Attitudes on marriage in the United States have changed drastically over the past few decades. Although Americans have eschewed marriage in recent years, causing marriage rates to hit an all-time low and divorce rates to hit a 50-year low, these broad trends don’t reflect what’s happening among older adults in Colorado.
Surprisingly, older adults don’t fit the mold
While it may seem as if older married adults stay together longer than their younger counterparts, this common perception isn’t necessarily true. Research shows that the divorce rate for adults ages 50 and up doubled from 1990 to 2020.
Reasons for this trend
In the late 1960s and 1970s, societies around the world began valuing self-fulfillment and personal happiness more than ever before, contributing to more divorces. Women joining the workforce and gaining more financial independence also contributed to the rise in the divorce rate.
As the average life expectancy of Americans has improved, the country’s share of seniors has increased. Ever-changing views on marriage have substantially reduced the social penalties associated with divorce. Together with an increasing life expectancy, giving seniors more time for things such as pursuing divorce, it’s easy to understand why the divorce rate among older Americans has increased so much.
Gray divorces don’t just affect the United States
Gray divorce, a name given to senior-aged divorce by AARP in 2004, is growing rapidly around the world.

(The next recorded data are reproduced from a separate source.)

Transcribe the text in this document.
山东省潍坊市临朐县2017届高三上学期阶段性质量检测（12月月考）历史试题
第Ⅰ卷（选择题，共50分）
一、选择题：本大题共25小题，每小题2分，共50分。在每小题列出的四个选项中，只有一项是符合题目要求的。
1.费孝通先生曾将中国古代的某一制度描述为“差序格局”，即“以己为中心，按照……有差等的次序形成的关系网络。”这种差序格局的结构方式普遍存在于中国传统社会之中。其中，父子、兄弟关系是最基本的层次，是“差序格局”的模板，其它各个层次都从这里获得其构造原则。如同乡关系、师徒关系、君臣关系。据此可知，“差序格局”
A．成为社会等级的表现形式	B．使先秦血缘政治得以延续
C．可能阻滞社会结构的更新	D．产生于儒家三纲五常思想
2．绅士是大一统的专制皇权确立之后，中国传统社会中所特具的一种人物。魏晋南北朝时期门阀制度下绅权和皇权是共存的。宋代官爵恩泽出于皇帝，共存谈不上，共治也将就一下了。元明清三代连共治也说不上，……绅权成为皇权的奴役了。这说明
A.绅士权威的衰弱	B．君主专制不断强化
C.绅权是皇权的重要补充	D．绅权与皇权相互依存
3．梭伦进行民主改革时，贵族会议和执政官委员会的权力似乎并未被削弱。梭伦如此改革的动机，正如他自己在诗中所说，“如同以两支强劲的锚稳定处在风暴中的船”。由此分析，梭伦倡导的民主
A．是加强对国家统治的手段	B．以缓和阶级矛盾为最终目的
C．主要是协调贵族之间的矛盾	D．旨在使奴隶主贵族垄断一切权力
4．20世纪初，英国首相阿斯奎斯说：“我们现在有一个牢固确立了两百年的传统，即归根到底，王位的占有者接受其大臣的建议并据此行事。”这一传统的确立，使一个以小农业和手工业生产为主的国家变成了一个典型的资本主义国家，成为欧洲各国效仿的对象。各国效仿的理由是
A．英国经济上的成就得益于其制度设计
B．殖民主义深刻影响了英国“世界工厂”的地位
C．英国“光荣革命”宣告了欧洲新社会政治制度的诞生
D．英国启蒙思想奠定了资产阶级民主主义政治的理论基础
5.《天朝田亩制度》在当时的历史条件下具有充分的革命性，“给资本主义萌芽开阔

More older adults seek divorce the world over, including Australia, Europe, Japan, the United Kingdom and India.
Although some people still believe that older couples should stay together, this attitude may hurt seniors. If older adults in your family or friend group express an interest in divorce, support their decisions. Leaving an unhappy marriage can lead to more personal satisfaction and a higher overall quality of life.